Instrument control and data collection were carried out using MassHunter Workstation Software (Revision B.06.07, Agilent Technologies, Santa Clara, CA, USA).

We ran control samples with the same n-hexane used for the extraction of the skin lipids, with identical sample preparation protocol as the unknown samples with each samples’ series.

4.4. Identification and Quantitative Analysis

The identification of the compounds was performed using commercial mass spectral libraries (NIST 14, Wiley 7th Mass Spectra Register) and retention times (linear retention indices, LRI) as previously described in Nedeltcheva-Antonova et al. [68]. If the corresponding reference data were missing, the structures were suggested using their general fragmentation pattern and reference literature mass spectra. The main compound’s quantification was carried out by an internal normalization method (relating the peak area of any compound of interest to the total peak area), with response factor 1 set for all of the sample constituents as described in Nedeltcheva-Antonova et al. [69].

4.5. Statistical Analyses

All statistical analyses were performed using software PAST v. 3.25 [70]. We used the relative concentrations of all detected compounds in the solution as dependent variables. To test for significant differences among the designated groups (grouping variables), i.e., (1) male live individuals vs. female, (2) shed skin vs. live individuals (both sexes), and (3) live pre-reproductive individuals vs. live reproductive individuals (both sexes), the chemical concentrations were first tested separately for normality. Since the null hypothesis was rejected, to normalize distribution and to correct the problem of non-independence of proportion [71], we transformed the data using compositional data analyses with a natural logarithm [72]. We also substituted the zero values with small values (10−6) as suggested by Aebischer et al., 1993 [72]. We used Student’s t-test to compare groups. In the tests between shed skin vs. live individual samples we did not use the same individuals’ samples in both groups, to avoid repeated measures.

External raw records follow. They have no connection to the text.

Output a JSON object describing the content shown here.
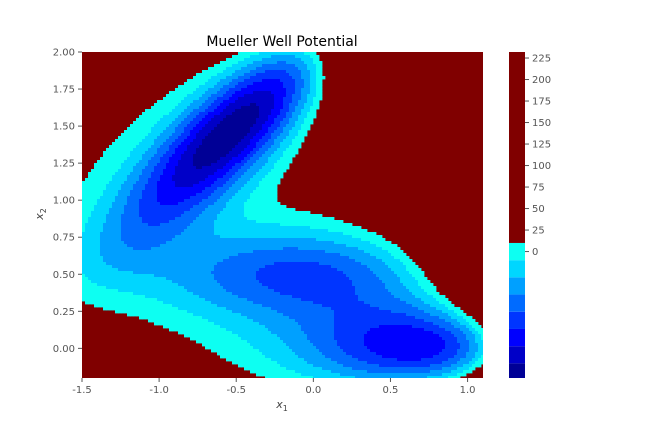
{
  "chart_data": {
    "type": "contour",
    "title": "Mueller Well Potential",
    "xlabel_base": "x",
    "xlabel_sub": "1",
    "ylabel_base": "x",
    "ylabel_sub": "2",
    "xlim": [
      -1.5,
      1.1
    ],
    "ylim": [
      -0.2,
      2.0
    ],
    "x_ticks": [
      "-1.5",
      "-1.0",
      "-0.5",
      "0.0",
      "0.5",
      "1.0"
    ],
    "x_tick_values": [
      -1.5,
      -1.0,
      -0.5,
      0.0,
      0.5,
      1.0
    ],
    "y_ticks": [
      "0.00",
      "0.25",
      "0.50",
      "0.75",
      "1.00",
      "1.25",
      "1.50",
      "1.75",
      "2.00"
    ],
    "y_tick_values": [
      0.0,
      0.25,
      0.5,
      0.75,
      1.0,
      1.25,
      1.5,
      1.75,
      2.0
    ],
    "colorbar": {
      "min": -147,
      "max": 232,
      "ticks": [
        "0",
        "25",
        "50",
        "75",
        "100",
        "125",
        "150",
        "175",
        "200",
        "225"
      ],
      "tick_values": [
        0,
        25,
        50,
        75,
        100,
        125,
        150,
        175,
        200,
        225
      ],
      "colormap": "jet"
    },
    "levels": [
      -147,
      -130,
      -110,
      -90,
      -70,
      -50,
      -30,
      -10,
      10
    ],
    "minima": [
      {
        "x": -0.558,
        "y": 1.442,
        "value": -146.7
      },
      {
        "x": 0.623,
        "y": 0.028,
        "value": -108.2
      },
      {
        "x": -0.05,
        "y": 0.467,
        "value": -80.8
      }
    ],
    "grid": false
  }
}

As there was no significant difference found between males and females’ skin lipids chemical composition with only three exceptions (see Section 2), we grouped samples from both sexes in the following analyses-skin vs. live individuals and live pre-reproductive phase individuals vs. live reproductive phase individuals. We did not include the shed skin samples in the statistical analyses between the pre-reproductive and reproductive periods, since the skins were shed at a different time of the year (see Section 4.1).

We also performed principal component analysis (PCA) to measure the effect of the variables on the principal components.

We tested for correlations between the number of detected compounds and the snout–vent length (SVL) and body mass of the live individuals, using the nonparametric Spearman’s R.

For all statistical procedures, we set the significance level at p ≤ 0.05.

5. Conclusions

The detected compounds of the skin secretion complex of V. ammodytes are similar to what we expected and what is described in the literature for other species. However, some major differences should be taken into consideration and studied further. The presence of only two main methyl ketones was undescribed before. The lack of a significant difference for all of the detected compounds between males and females should be investigated further. The results of the study suggest that chemical communication in V. ammodytes involves much less compounds compared to what has been described for other species.